Taptiklis, who has been a Southern Wairarapa taxpayer for 25 years, said a 29 percent rate hike “in a world of five percent inflation is a wild fantasy … it’s totally unreasonable.”
He said he had a sense of “arrogance and entitlement” in the council’s response to the miscommunication and felt the council’s remedy was “not good enough”.
The board is expected to approve a remedy on Nov. 17, but its preferred option for engagement is to cut costs that don’t significantly reduce service levels and carry the savings over to the next fiscal year.
“I want my money back now,” Taptiklis said.
He said the council was tasked by taxpayers to perform “a number of simple tasks” and said costs should be easily predictable “on the basis of many years of prior experience”.
“The infrastructure costs are easy to manage if we set aside a little bit each year. “
Mayor Alex Beijen said: “Thank you for a very simplistic view of what the council does,” to which the public reacted with screams.
“City services are not static,” Beijen said, nor were they managed by the Consumer Price Index – “We don’t buy cauliflower”.
Rather, the big cost determinants were meeting new standards set by the government and increasing construction costs, he said.
He said the tariff increase was necessary to address the historic underinvestment in council infrastructure and meet new government standards, especially with regard to water-related assets.
Regarding the lack of communication on tariffs, taxpayer Jim Hedley believed that this could be explained by one of two things: “incompetence” or dishonesty.
He asked which one it was, but no one answered that.
Previously, the SWDC had confirmed that it had only learned about the impact of last year’s loan on the rate hike “around mid-August 2021”.
This was after the council approved the LTP and rates increased in late June.
Taxpayer Daphne Geisler said she was at the 2020 meeting when “a number of taxpayers said [council] on the impact of taking out a loan ”.
“I think it’s a memorable meeting because they called you the city clerk,” she told Wilson.
“There was no hint of the loan [impact] in the LTP. You could not have forgotten about the loan.

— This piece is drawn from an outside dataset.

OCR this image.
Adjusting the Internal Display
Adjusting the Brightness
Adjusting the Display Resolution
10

It must have taken a lot of effort not to even mention the loan.
Wilson said he was happy to “replay the chart” by explaining the impact of the tariffs and remedying the communication problem that arose.

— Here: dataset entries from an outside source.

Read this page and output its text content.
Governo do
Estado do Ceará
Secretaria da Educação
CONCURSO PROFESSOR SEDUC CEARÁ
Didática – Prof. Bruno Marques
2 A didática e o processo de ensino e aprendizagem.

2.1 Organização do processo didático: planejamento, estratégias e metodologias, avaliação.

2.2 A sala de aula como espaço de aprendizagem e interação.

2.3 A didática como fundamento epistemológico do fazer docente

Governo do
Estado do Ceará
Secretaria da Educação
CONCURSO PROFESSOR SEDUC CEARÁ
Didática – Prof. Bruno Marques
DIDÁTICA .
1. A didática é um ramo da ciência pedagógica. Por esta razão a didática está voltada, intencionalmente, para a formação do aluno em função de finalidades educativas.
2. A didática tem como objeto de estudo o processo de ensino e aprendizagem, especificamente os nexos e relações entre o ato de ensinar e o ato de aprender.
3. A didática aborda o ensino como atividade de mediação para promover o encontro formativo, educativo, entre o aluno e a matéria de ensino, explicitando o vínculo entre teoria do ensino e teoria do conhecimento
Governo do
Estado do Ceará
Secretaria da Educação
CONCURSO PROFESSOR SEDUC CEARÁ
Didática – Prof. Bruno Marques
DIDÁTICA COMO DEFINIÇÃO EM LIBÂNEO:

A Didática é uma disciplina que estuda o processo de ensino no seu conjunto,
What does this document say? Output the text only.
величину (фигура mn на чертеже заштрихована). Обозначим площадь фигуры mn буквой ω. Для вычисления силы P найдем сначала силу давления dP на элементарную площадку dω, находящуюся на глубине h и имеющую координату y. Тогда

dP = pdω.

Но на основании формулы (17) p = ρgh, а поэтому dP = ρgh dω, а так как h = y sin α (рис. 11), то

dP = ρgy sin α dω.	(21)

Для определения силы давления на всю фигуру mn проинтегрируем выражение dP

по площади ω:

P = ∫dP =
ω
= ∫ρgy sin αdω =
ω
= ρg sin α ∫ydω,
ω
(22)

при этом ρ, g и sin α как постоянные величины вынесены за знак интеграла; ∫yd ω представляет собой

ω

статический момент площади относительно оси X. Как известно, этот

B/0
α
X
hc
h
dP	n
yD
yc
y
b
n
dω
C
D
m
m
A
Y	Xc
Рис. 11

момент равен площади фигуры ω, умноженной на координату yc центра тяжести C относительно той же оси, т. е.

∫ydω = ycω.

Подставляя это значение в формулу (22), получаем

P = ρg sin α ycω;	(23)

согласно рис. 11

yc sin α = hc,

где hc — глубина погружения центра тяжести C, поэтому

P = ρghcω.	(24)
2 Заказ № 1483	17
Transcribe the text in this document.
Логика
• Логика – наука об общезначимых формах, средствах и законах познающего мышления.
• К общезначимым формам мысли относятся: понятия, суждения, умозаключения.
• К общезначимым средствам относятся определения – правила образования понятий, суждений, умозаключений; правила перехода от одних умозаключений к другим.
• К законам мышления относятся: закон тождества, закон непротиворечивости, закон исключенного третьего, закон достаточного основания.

Geisler said it was “quite patronizing”.
Wilson said: “Like I said earlier, we should have communicated this better and sooner.”

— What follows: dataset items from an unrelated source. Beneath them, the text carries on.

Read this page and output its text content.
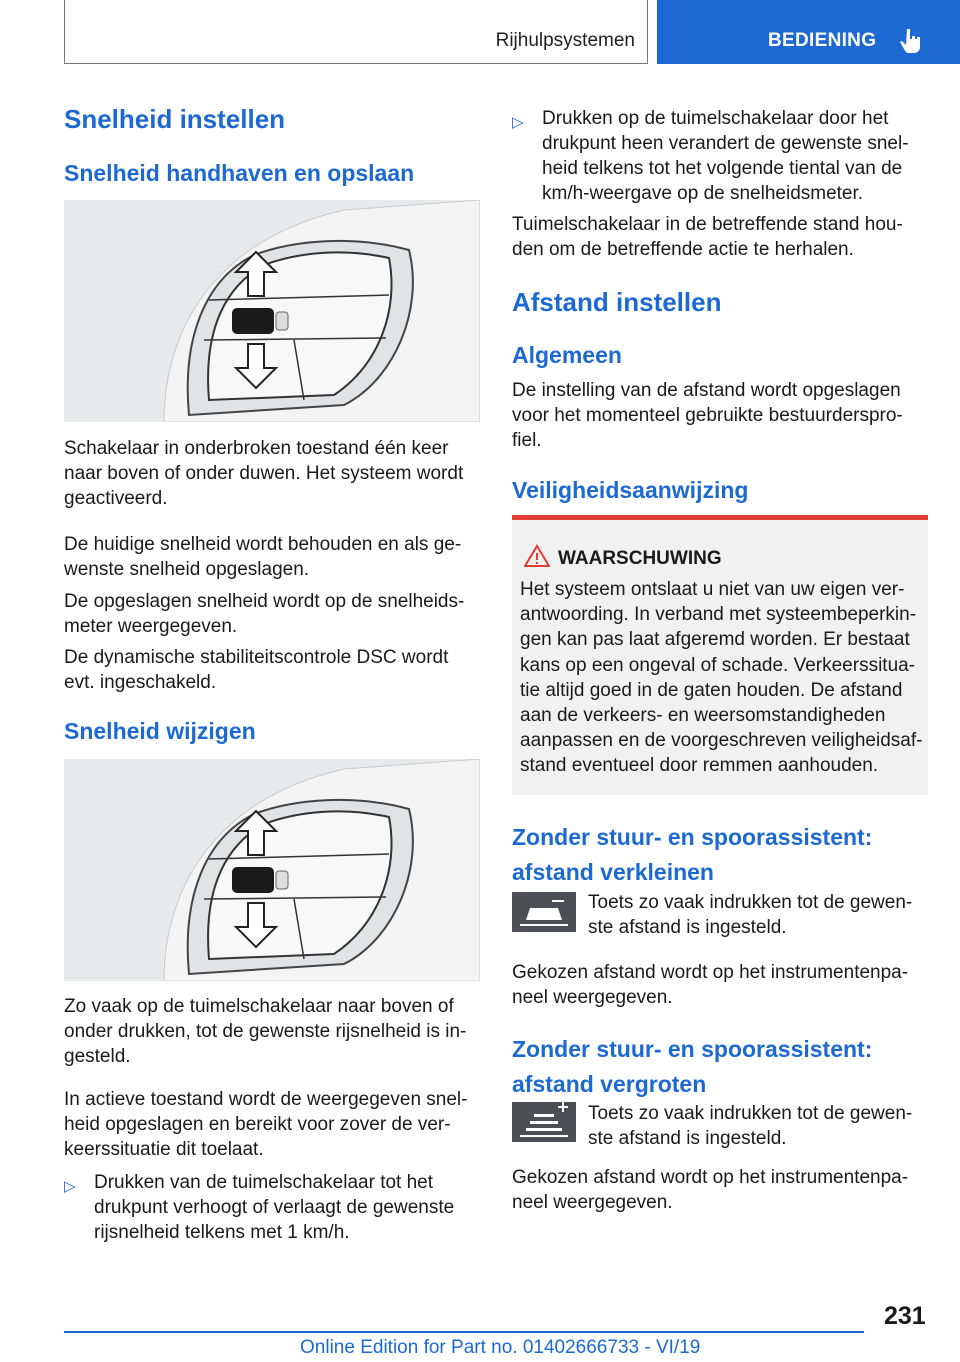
Rijhulpsystemen	BEDIENING
Snelheid instellen
Snelheid handhaven en opslaan
Schakelaar in onderbroken toestand één keer naar boven of onder duwen. Het systeem wordt geactiveerd.
De huidige snelheid wordt behouden en als ge-wenste snelheid opgeslagen.
De opgeslagen snelheid wordt op de snelheids-meter weergegeven.
De dynamische stabiliteitscontrole DSC wordt evt. ingeschakeld.
Snelheid wijzigen
Zo vaak op de tuimelschakelaar naar boven of onder drukken, tot de gewenste rijsnelheid is in-gesteld.
In actieve toestand wordt de weergegeven snel-heid opgeslagen en bereikt voor zover de ver-keerssituatie dit toelaat.
▷ Drukken van de tuimelschakelaar tot het drukpunt verhoogt of verlaagt de gewenste rijsnelheid telkens met 1 km/h.
▷ Drukken op de tuimelschakelaar door het drukpunt heen verandert de gewenste snel-heid telkens tot het volgende tiental van de km/h-weergave op de snelheidsmeter.
Tuimelschakelaar in de betreffende stand hou-den om de betreffende actie te herhalen.
Afstand instellen
Algemeen
De instelling van de afstand wordt opgeslagen voor het momenteel gebruikte bestuurderspro-fiel.
Veiligheidsaanwijzing
WAARSCHUWING
Het systeem ontslaat u niet van uw eigen ver-antwoording. In verband met systeembeperkin-gen kan pas laat afgeremd worden. Er bestaat kans op een ongeval of schade. Verkeerssitua-tie altijd goed in de gaten houden. De afstand aan de verkeers- en weersomstandigheden aanpassen en de voorgeschreven veiligheidsaf-stand eventueel door remmen aanhouden.
Zonder stuur- en spoorassistent: afstand verkleinen
Toets zo vaak indrukken tot de gewen-ste afstand is ingesteld.
Gekozen afstand wordt op het instrumentenpa-neel weergegeven.
Zonder stuur- en spoorassistent: afstand vergroten
Toets zo vaak indrukken tot de gewen-ste afstand is ingesteld.
Gekozen afstand wordt op het instrumentenpa-neel weergegeven.
231
Online Edition for Part no. 01402666733 - VI/19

“We’re sorry. We should have informed you better. We should have made sure the message got to you. We should have made sure everyone understood the reasons. We failed to communicate clearly and consistently. We apologize for that. “
Another taxpayer asked: “
Wilson said he understood there was a “trust issue”.
“If I were you I would have the same problem,” he said.
The council had discussed three options to remedy the problem and would make a decision on the way forward at a plenary council meeting on November 17.
Another tariff meeting would take place in Martinborough on Thursday.